Monitor vs enforce. Agent observability tools log what your agent did. ThumbGate gates what your agent is about to do — runtime block before execution, not retrospective alert after the harm. SIEM ingestion is the audit trail. The PreToolUse hook is the prevention.

These simulators use the exact same deterministic PreToolUse logic that runs in production. No LLM calls on the enforcement path — just fast, auditable pattern matching.

1. UPL Gate — advice-shaped output detector

Paste an advice-shaped response a bot would deliver to a client (not a client's question). The gate detects predictions, recommendations, or jurisdictional legal analysis from a non-attorney source and blocks delivery. The patterns it matches were promoted from attorney 👎 feedback.

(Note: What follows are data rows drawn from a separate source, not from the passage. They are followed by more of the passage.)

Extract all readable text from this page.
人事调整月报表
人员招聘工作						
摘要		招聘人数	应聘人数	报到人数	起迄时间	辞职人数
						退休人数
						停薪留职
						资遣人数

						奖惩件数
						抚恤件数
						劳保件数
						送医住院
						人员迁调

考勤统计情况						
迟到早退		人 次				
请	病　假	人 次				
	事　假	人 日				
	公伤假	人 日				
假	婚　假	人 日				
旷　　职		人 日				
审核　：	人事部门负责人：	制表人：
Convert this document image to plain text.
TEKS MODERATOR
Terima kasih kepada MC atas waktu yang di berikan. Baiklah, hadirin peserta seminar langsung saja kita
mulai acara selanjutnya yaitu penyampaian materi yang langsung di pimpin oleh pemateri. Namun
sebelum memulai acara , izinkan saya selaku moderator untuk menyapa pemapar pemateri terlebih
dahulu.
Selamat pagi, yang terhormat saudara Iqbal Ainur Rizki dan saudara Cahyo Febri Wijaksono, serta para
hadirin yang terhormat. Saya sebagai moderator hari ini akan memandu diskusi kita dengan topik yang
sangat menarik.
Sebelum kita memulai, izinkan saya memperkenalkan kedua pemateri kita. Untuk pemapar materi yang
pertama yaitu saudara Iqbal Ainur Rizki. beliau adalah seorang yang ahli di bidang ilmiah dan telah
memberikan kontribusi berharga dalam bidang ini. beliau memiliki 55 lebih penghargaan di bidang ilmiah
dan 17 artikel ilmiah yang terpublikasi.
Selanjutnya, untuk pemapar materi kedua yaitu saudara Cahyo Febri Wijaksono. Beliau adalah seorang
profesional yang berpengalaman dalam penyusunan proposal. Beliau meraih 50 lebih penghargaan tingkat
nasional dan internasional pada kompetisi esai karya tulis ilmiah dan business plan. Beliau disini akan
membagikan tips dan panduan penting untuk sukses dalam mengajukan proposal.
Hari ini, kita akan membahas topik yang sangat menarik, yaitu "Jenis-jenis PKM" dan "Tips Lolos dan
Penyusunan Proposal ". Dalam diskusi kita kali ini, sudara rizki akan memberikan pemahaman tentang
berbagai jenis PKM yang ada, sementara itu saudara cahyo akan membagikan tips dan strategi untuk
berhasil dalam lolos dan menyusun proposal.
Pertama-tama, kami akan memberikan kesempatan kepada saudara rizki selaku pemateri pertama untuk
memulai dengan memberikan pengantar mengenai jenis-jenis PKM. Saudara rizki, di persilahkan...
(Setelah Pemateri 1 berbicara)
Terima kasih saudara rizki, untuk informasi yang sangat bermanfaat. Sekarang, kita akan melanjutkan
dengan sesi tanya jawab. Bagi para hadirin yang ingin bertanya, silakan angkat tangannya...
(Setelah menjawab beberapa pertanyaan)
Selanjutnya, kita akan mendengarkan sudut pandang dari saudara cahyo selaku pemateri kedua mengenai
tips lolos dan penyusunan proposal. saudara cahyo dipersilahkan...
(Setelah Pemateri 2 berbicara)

2. Conflict Gate — adverse party clearance

Enter a prospective client or party name. In production this gate queries YOUR firm's existing conflicts DB (Intapp Open, IntelliPlan, Aderant, or a custom system) — not a vendor-hosted list. ThumbGate is the agent-side enforcement; your DB stays the source of truth. The sample list below is illustrative only.

Sample adverse list (synthetic, illustrative): Latam Real Capital S.A. (real estate #M-2847), Hospitalia Holdings (hospitality M&A #M-2911), NovaIA Latam (AI venture #M-2755)

3. Egress Gate — privilege marker detector

Paste content an agent might try to send to an external LLM (e.g. deposition summary request). The gate blocks if it detects privilege markers. Markers are firm-defined and the list grows from attorney 👍/👎 on what the gate let through.